Política externa nunca foi um tema popular nas eleições brasileiras. E continua não sendo, apesar de Jair Bolsonaro ter anunciado, ainda na campanha, duas medidas polêmicas e de grande impacto: fechará a embaixada palestina em Brasília e transferirá a embaixada brasileira para Jerusalém, cidade sagrada de três religiões e centro de uma disputa militar, religiosa e política.
As promessas do agora presidente eleito, mais do que motivadas por qualquer convicção ideológica ou econômica, têm inspiração na fé. A defesa do Estado de Israel é uma bandeira evangélica, tanto nos EUA quanto no Brasil. Por isso, a posição de Bolsonaro é menos uma questão judaica e muito mais a de uma das vertentes cristãs.
Em outros temas, a contundência do discurso de campanha já cedeu lugar ao equilíbrio necessário a um presidente. Talvez ocorra o mesmo, pelo menos parcialmente, nessa área. Talvez.
Acostumada ao ranço anti-israelense da era petista, a comunidade judaica brasileira se dividiu. O apoio a Bolsonaro foi majoritário, embora estivesse longe da unanimidade. Há movimentos consistentes de rejeição ao ideário bolsonarista entre os judeus brasileiros.
Se, por um lado, a defesa intransigente do direito à existência do Estado de Israel é positiva, por outro, a maneira como é feita preocupa. Por mais paradoxal que pareça, a política majoritariamente crítica à Israel praticada pelo PT, aliada a outros fatores, ajudou a barrar a importação do conflito para o Brasil, onde judeus e árabes - palestinos ou não - convivem de forma respeitosa e harmônica.
Há diálogo e um bom nível de confiança entre as comunidades judaica e palestina no Rio Grande do Sul, fato constatado e elogiado pelo presidente da Autoridade Palestina, Mahmoud Abbas, em uma entrevista concedida a mim em 2009, durante sua visita a Porto Alegre.

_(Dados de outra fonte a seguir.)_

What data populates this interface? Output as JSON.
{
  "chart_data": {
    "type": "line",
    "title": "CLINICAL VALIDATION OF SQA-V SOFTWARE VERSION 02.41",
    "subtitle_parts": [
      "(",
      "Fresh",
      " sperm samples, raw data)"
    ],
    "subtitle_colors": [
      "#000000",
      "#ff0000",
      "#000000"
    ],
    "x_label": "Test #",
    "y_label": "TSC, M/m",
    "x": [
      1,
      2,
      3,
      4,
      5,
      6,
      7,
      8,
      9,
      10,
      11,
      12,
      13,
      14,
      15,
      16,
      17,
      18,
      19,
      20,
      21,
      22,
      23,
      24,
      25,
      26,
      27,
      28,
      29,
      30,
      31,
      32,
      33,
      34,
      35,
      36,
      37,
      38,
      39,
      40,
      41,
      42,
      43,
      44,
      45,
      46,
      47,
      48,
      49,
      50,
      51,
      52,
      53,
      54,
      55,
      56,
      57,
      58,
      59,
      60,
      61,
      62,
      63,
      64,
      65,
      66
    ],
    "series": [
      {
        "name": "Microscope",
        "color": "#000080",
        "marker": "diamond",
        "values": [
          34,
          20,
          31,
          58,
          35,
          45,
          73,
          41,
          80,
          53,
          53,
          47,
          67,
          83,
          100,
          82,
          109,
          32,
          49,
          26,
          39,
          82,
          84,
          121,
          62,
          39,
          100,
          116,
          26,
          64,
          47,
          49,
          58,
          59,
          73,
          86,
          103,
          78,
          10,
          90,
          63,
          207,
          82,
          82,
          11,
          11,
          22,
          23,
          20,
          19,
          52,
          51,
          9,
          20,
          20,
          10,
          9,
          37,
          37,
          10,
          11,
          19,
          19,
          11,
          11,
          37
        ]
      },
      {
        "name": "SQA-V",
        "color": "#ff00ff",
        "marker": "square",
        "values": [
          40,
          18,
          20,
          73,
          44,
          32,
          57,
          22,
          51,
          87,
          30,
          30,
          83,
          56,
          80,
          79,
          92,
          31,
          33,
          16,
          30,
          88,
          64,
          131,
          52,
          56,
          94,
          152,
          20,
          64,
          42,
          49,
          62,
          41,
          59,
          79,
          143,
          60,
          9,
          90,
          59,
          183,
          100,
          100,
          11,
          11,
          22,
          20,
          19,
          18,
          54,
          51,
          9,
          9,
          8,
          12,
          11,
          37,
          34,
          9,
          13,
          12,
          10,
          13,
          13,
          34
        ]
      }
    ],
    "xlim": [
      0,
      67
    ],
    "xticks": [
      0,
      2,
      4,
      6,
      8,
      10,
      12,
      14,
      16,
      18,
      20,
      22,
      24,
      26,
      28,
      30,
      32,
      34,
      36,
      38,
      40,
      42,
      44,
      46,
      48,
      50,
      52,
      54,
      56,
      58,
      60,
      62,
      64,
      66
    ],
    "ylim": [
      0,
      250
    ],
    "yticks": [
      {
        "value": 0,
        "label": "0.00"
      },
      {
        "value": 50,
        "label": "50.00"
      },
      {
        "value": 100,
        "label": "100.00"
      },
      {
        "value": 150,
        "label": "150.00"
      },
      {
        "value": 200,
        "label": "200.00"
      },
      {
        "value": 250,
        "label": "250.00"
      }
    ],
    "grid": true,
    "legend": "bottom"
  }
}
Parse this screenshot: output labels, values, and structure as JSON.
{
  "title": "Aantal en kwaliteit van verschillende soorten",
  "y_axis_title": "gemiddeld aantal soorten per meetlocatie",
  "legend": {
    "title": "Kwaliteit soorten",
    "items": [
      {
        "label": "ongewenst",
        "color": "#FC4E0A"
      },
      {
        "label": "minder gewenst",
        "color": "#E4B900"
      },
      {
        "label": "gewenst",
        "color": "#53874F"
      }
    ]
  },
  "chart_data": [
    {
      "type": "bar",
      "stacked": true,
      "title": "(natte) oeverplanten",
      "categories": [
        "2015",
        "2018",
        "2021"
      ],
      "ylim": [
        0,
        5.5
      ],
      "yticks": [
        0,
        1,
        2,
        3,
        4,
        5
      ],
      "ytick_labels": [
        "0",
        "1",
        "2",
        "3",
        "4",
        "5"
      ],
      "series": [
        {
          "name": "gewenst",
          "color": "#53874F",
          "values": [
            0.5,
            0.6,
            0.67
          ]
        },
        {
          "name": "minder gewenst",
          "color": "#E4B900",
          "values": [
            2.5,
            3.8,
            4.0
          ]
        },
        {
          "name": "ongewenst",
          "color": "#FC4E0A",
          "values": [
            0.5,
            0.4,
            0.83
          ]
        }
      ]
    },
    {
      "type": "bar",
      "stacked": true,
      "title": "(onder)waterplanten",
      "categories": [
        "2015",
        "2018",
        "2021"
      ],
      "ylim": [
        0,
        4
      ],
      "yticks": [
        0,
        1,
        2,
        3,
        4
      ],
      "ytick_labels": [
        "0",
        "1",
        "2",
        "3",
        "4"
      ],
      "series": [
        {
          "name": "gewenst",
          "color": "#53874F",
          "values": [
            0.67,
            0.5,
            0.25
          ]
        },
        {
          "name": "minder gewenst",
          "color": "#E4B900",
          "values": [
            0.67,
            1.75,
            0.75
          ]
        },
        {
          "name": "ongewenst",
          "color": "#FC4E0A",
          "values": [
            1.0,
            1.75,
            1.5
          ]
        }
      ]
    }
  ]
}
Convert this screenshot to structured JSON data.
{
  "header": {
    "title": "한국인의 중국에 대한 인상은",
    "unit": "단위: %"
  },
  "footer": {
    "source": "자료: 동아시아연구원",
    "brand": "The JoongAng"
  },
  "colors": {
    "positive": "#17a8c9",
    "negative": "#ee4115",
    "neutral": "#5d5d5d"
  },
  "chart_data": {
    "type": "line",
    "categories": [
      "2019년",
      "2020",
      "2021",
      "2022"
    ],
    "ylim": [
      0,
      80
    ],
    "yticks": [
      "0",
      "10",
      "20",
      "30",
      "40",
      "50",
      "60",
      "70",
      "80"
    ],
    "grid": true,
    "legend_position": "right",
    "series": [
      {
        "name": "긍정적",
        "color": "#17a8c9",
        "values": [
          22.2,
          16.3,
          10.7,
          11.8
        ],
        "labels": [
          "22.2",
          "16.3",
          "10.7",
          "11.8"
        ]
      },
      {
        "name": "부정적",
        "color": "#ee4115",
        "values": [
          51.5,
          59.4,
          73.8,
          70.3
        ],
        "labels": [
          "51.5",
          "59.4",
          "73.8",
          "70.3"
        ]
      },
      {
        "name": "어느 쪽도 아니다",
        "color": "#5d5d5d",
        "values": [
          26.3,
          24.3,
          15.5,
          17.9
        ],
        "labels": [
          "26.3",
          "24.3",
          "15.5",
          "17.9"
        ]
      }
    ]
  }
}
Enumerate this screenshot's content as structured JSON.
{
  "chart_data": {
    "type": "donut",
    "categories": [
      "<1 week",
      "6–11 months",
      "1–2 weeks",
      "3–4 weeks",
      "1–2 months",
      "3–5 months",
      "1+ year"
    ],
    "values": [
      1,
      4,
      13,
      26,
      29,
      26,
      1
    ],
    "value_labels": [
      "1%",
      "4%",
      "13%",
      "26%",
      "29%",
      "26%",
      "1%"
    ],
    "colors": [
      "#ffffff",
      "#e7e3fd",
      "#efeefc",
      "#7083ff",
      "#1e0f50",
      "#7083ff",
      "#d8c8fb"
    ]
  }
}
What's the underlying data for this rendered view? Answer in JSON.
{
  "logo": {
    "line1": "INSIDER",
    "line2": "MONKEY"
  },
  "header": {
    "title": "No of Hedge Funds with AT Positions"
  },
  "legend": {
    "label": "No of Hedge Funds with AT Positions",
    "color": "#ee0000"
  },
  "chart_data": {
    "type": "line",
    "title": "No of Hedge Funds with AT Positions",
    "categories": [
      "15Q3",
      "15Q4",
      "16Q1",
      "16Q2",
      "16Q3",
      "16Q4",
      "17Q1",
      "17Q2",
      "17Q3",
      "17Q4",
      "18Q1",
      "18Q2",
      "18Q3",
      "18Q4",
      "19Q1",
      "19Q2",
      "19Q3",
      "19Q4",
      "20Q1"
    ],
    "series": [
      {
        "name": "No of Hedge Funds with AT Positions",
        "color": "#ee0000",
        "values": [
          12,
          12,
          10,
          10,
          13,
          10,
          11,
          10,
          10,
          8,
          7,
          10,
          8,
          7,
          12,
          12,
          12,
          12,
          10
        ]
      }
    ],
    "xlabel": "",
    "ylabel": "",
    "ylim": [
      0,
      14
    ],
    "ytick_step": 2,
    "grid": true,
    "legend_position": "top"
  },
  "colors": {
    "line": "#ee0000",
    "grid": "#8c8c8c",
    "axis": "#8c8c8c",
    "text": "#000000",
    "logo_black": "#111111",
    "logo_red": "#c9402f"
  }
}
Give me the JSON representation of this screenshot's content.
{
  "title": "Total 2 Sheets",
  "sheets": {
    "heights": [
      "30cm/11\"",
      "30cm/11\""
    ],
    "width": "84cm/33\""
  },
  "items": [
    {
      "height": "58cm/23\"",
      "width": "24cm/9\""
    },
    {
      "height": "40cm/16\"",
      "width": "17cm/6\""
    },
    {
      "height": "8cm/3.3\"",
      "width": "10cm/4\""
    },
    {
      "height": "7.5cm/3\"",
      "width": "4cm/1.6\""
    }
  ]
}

Exportar nosso modelo que dá certo em vez de importar o que deu errado seria uma boa inspiração para Bolsonaro.
Mas se o presidente eleito confirmar suas promessas, corremos o risco de ver o Brasil inserido em um mapa onde hoje, felizmente, não está: o mapa dos ódios e das retaliações organizadas de fora para dentro do país.
Escrevo esse texto movido unicamente por minhas convicções pessoais e, por isso, afirmo: não podemos nos mover pelo medo dos fundamentalistas religiosos e políticos, mas a eventual importação do conflito do Oriente Médio para o Brasil será desastrosa, principalmente se Bolsonaro confirmar a reprodução de um modelo dicotômico e fracassado. Por muito tempo, acreditamos que só havia dois caminhos: apoiar Israel ou os palestinos. Eu, por exemplo, sou a favor de ambos, desde que respeitados os valores da democracia, da pluralidade e do respeito mútuo.
Bolsonaro anunciou que uma das suas primeiras viagens será para Israel. Um bom sinal, desde que o presidente eleito do Brasil vá ao Muro da Lamentações e reze por uma paz real, sem demagogias e sem espaço para os radicais de ambos os lados.